В Турине меня по просьбе издательства сопровождал пожилой друг Аделе – Тарратано. Он гордился тем, что с самого начала предсказал успех моей книге; туринской публике он представил меня теми же восторженными словами, что и некоторое время назад в Милане. В конце вечера он поздравил меня с огромным прогрессом, которого я достигла за короткое время. Затем, как всегда добродушно, он спросил: «Почему вы соглашаетесь, когда эротическую сцену из вашей повести называют скабрезной? Почему сами так ее определяете?» Он объяснил, что я не должна этого делать потому, что повесть не ограничивается эпизодом на пляже, в ней есть куда более интересные и важные сцены. К тому же если все вокруг и твердили о дерзости моего сочинения, то только потому, что его написала молодая девушка. «Откровенность, – заключил он, – не чужда хорошей литературе и подлинному искусству слова, что вовсе не делает их скабрезными».

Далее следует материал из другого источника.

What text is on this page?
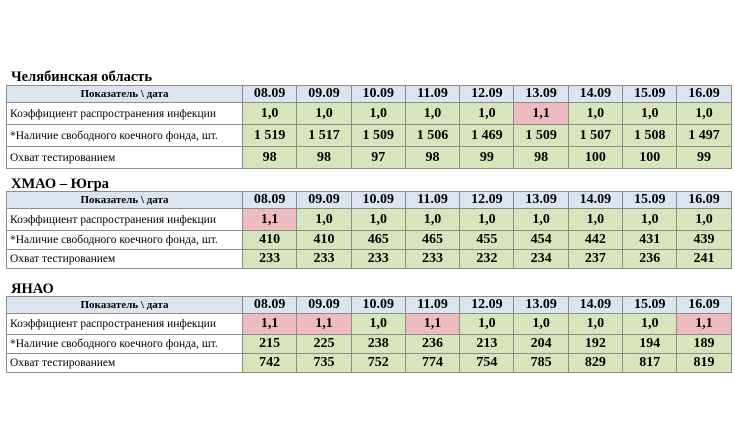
Челябинская область
Показатель \ дата	08.09	09.09	10.09	11.09	12.09	13.09	14.09	15.09	16.09
Коэффициент распространения инфекции	1,0	1,0	1,0	1,0	1,0	1,1	1,0	1,0	1,0
*Наличие свободного коечного фонда, шт.	1 519	1 517	1 509	1 506	1 469	1 509	1 507	1 508	1 497
Охват тестированием	98	98	97	98	99	98	100	100	99
ХМАО – Югра
Показатель \ дата	08.09	09.09	10.09	11.09	12.09	13.09	14.09	15.09	16.09
Коэффициент распространения инфекции	1,1	1,0	1,0	1,0	1,0	1,0	1,0	1,0	1,0
*Наличие свободного коечного фонда, шт.	410	410	465	465	455	454	442	431	439
Охват тестированием	233	233	233	233	232	234	237	236	241
ЯНАО
Показатель \ дата	08.09	09.09	10.09	11.09	12.09	13.09	14.09	15.09	16.09
Коэффициент распространения инфекции	1,1	1,1	1,0	1,1	1,0	1,0	1,0	1,0	1,1
*Наличие свободного коечного фонда, шт.	215	225	238	236	213	204	192	194	189
Охват тестированием	742	735	752	774	754	785	829	817	819
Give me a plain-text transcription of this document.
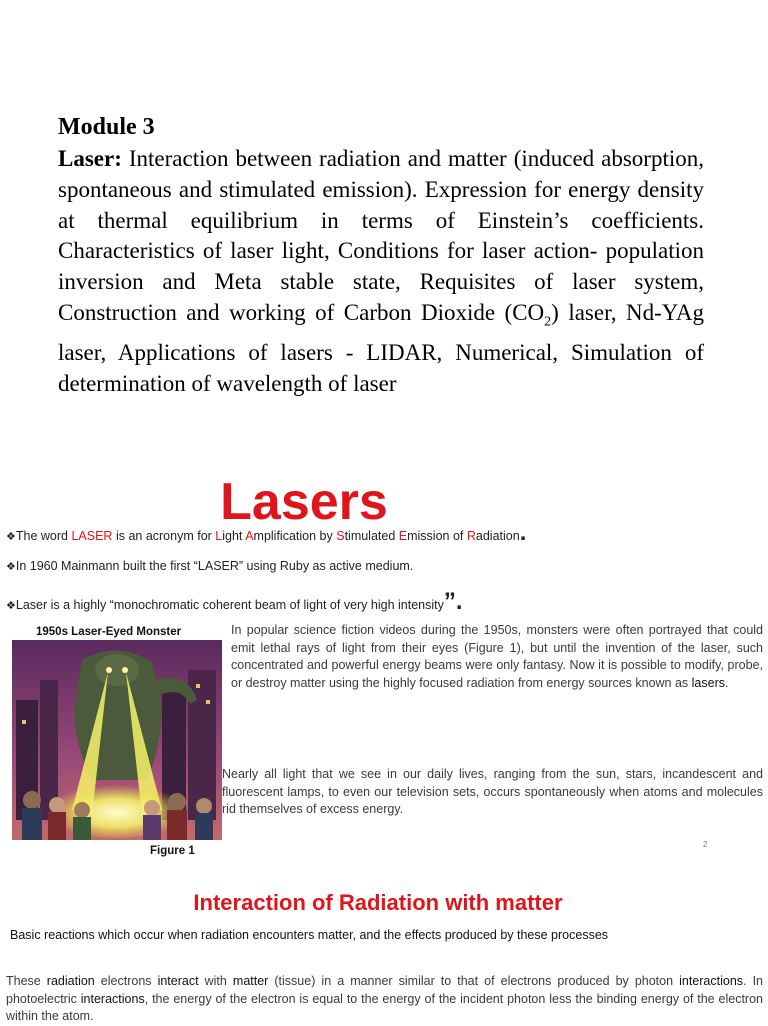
Module 3
Laser: Interaction between radiation and matter (induced absorption, spontaneous and stimulated emission). Expression for energy density at thermal equilibrium in terms of Einstein’s coefficients. Characteristics of laser light, Conditions for laser action- population inversion and Meta stable state, Requisites of laser system, Construction and working of Carbon Dioxide $(CO_2)$ laser, Nd-YAg laser, Applications of lasers - LIDAR, Numerical, Simulation of determination of wavelength of laser
Lasers
❖The word LASER is an acronym for Light Amplification by Stimulated Emission of Radiation.
❖In 1960 Mainmann built the first “LASER” using Ruby as active medium.
❖Laser is a highly “monochromatic coherent beam of light of very high intensity”.
1950s Laser-Eyed Monster
Figure 1
In popular science fiction videos during the 1950s, monsters were often portrayed that could emit lethal rays of light from their eyes (Figure 1), but until the invention of the laser, such concentrated and powerful energy beams were only fantasy. Now it is possible to modify, probe, or destroy matter using the highly focused radiation from energy sources known as lasers.
Nearly all light that we see in our daily lives, ranging from the sun, stars, incandescent and fluorescent lamps, to even our television sets, occurs spontaneously when atoms and molecules rid themselves of excess energy.
2
Interaction of Radiation with matter
Basic reactions which occur when radiation encounters matter, and the effects produced by these processes
These radiation electrons interact with matter (tissue) in a manner similar to that of electrons produced by photon interactions. In photoelectric interactions, the energy of the electron is equal to the energy of the incident photon less the binding energy of the electron within the atom.
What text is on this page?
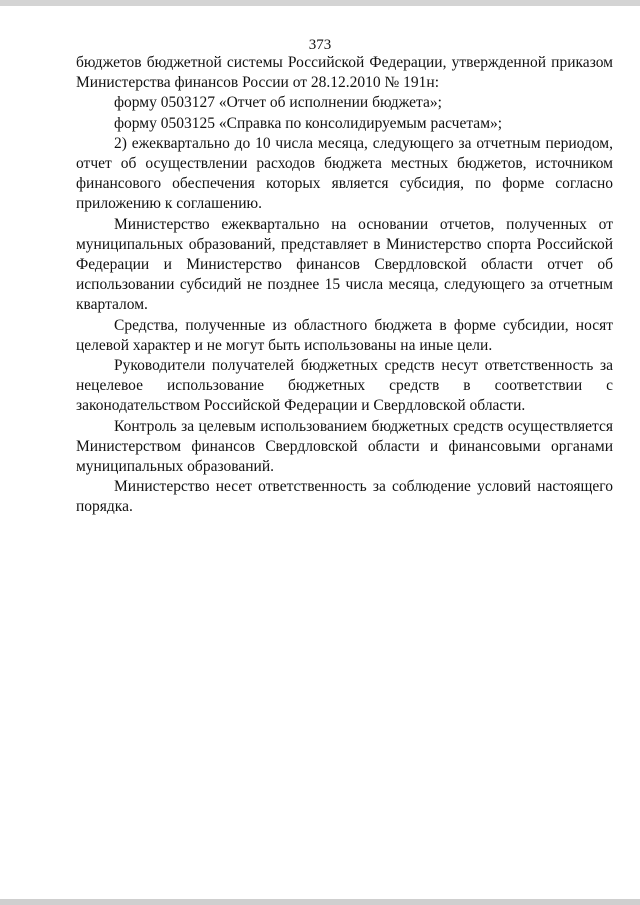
373

бюджетов бюджетной системы Российской Федерации, утвержденной приказом Министерства финансов России от 28.12.2010 № 191н:

форму 0503127 «Отчет об исполнении бюджета»;

форму 0503125 «Справка по консолидируемым расчетам»;

2) ежеквартально до 10 числа месяца, следующего за отчетным периодом, отчет об осуществлении расходов бюджета местных бюджетов, источником финансового обеспечения которых является субсидия, по форме согласно приложению к соглашению.

Министерство ежеквартально на основании отчетов, полученных от муниципальных образований, представляет в Министерство спорта Российской Федерации и Министерство финансов Свердловской области отчет об использовании субсидий не позднее 15 числа месяца, следующего за отчетным кварталом.

Средства, полученные из областного бюджета в форме субсидии, носят целевой характер и не могут быть использованы на иные цели.

Руководители получателей бюджетных средств несут ответственность за нецелевое использование бюджетных средств в соответствии с законодательством Российской Федерации и Свердловской области.

Контроль за целевым использованием бюджетных средств осуществляется Министерством финансов Свердловской области и финансовыми органами муниципальных образований.

Министерство несет ответственность за соблюдение условий настоящего порядка.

Мне стало стыдно. Этот образованнейший человек тактично объяснил мне, что в моей книге нет ничего стыдного и зря, говоря о ней, я молча соглашаюсь, что якобы совершила смертный грех. Иначе говоря, я все преувеличивала. Я терпела близорукость своей аудитории, ее поверхностность. «Хватит, – сказала я себе. – Нельзя так зависеть от чужого мнения, надо учиться возражать читателям, не опускаться до их уровня». Я решила строже обходиться с теми, кто заводит речь об этих эпизодах, – при первой же возможности начну.
За ужином в ресторане отеля, который нам оплачивало издательство, я смущенно, но с интересом слушала, как Тарратано цитирует Генри Миллера, доказывая мне, что я вполне целомудренный автор. Он называл меня «милой девочкой» и говорил, что многие талантливейшие писательницы двадцатых и тридцатых годов знали и писали о сексе такое, чего я и представить себе не могу. Я записала их имена в свою тетрадь. Этот человек, думала я, несмотря на все похвалы, не видит во мне большого таланта; в его глазах я обычная девчонка, которая не заслужила обрушившегося на нее успеха; даже страницы, больше всего волнующие читателей, он не воспринимает всерьез. Конечно, необразованных людей они шокируют, но таких, как он, – ни в малейшей степени.
Я сказала, что немного устала, и стала помогать Тарратано, выпившему лишнего, подняться. Это был низенький человек с солидным животом, любитель вкусно поесть, с вихрами седых волос, торчащими над большими ушами, красным лицом, тонким ртом, большим носом и очень живыми глазами. Он много курил, и пальцы у него были желтые. В лифте он попытался обнять и поцеловать меня. Мне с трудом удалось его оттолкнуть, но он не сдавался. В памяти отпечатались прикосновения его живота и проспиртованное дыхание. До того мне и в голову не могло прийти, что порядочный и образованный пожилой человек, близкий друг моей будущей свекрови, способен на подобное. Когда мы вышли из лифта, он попросил у меня прощения, сказал, что это все от вина, и поспешил скрыться за дверью своей комнаты.